Tessa felt dizzy, unable to take all this in.
Then … if it’s not safe to fly across the border, let’s just stay here,
she almost said. But they’d already run out of water, and Tessa didn’t think they had any more of the nutri-squares. And, anyway, they were in enemy territory. Even if the area around them seemed deserted, every moment they spent here was borrowed time.
“I would think … if it’s dangerous to cross the border … we’d want to have as much fuel in our tank as possible,” she said, still grasping for something hopeful to say. “So we can fly all along the border, until we find the safest place to cross.”
“As soon as we can see the guards, they can see us,” Gideon said lifelessly.
“And the more fuel we have, the more likely it is that our plane will explode when we get hit,” Dek added.

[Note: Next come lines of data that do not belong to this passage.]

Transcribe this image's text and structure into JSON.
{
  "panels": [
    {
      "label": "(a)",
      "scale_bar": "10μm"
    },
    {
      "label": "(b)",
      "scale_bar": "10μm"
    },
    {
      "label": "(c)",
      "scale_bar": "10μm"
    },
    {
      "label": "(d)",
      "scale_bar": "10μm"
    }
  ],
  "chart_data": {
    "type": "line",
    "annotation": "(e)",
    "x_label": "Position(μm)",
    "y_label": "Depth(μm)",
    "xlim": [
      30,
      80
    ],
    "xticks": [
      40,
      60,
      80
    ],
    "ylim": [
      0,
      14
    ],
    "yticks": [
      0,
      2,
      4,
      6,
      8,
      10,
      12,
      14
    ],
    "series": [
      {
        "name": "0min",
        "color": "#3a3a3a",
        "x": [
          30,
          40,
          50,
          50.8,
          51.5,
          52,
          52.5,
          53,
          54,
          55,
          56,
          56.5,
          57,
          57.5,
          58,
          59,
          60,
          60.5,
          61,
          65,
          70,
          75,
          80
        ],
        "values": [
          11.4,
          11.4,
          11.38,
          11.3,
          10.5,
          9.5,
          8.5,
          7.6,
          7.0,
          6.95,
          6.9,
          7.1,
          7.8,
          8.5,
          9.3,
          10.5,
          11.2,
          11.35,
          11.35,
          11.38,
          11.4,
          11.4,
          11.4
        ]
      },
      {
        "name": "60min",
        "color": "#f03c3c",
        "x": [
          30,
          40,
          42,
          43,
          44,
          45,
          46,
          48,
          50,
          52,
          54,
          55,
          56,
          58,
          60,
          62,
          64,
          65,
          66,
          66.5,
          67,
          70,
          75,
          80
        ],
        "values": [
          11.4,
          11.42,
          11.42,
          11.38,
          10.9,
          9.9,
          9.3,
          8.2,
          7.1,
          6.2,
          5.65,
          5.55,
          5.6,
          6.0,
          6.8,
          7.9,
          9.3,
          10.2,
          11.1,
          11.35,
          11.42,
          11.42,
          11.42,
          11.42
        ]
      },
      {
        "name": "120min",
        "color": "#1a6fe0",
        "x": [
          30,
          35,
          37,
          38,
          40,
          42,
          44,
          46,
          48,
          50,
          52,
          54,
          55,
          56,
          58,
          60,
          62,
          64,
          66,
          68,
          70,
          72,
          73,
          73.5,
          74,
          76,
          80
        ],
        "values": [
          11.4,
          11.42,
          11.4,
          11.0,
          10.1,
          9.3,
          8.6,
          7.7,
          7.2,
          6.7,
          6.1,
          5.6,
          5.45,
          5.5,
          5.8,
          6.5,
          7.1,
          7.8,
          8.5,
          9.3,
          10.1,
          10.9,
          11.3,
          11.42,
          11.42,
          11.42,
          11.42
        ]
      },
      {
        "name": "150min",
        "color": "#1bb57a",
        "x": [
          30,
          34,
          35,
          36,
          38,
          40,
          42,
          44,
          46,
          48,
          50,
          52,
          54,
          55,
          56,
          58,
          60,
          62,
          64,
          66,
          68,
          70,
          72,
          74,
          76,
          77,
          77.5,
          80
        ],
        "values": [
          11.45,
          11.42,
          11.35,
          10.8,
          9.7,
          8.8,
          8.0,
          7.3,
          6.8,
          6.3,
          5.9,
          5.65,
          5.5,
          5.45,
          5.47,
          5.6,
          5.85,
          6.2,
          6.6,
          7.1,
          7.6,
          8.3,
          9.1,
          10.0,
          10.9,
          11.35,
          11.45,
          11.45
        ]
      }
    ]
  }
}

Tessa slumped, almost spilling the precious, dangerous fuel pooled on her piece of metal. Wasn’t there any possibility to hold on to, any reason for hope?
“We have parachutes,” Gideon offered.
Tessa thought she finally saw the full picture, with all the depressing details Gideon and Dek had agreed upon in a single glance. Gideon and Dek were almost certain they were going to get shot down. All they could hope for was that they could make it out of the crash alive.
And land on the proper side of the border.
Nobody spoke as they carried the last load of fuel back to the plane, along with the various pieces of plane parts that had been made over into a fuel siphon and were soon to be returned to their original purpose. Dek and Gideon worked together to reassemble the plane; Tessa stood nearby handing them screws and bolts and tools. Most of the time she gave them the wrong thing at the wrong time, but neither of them complained.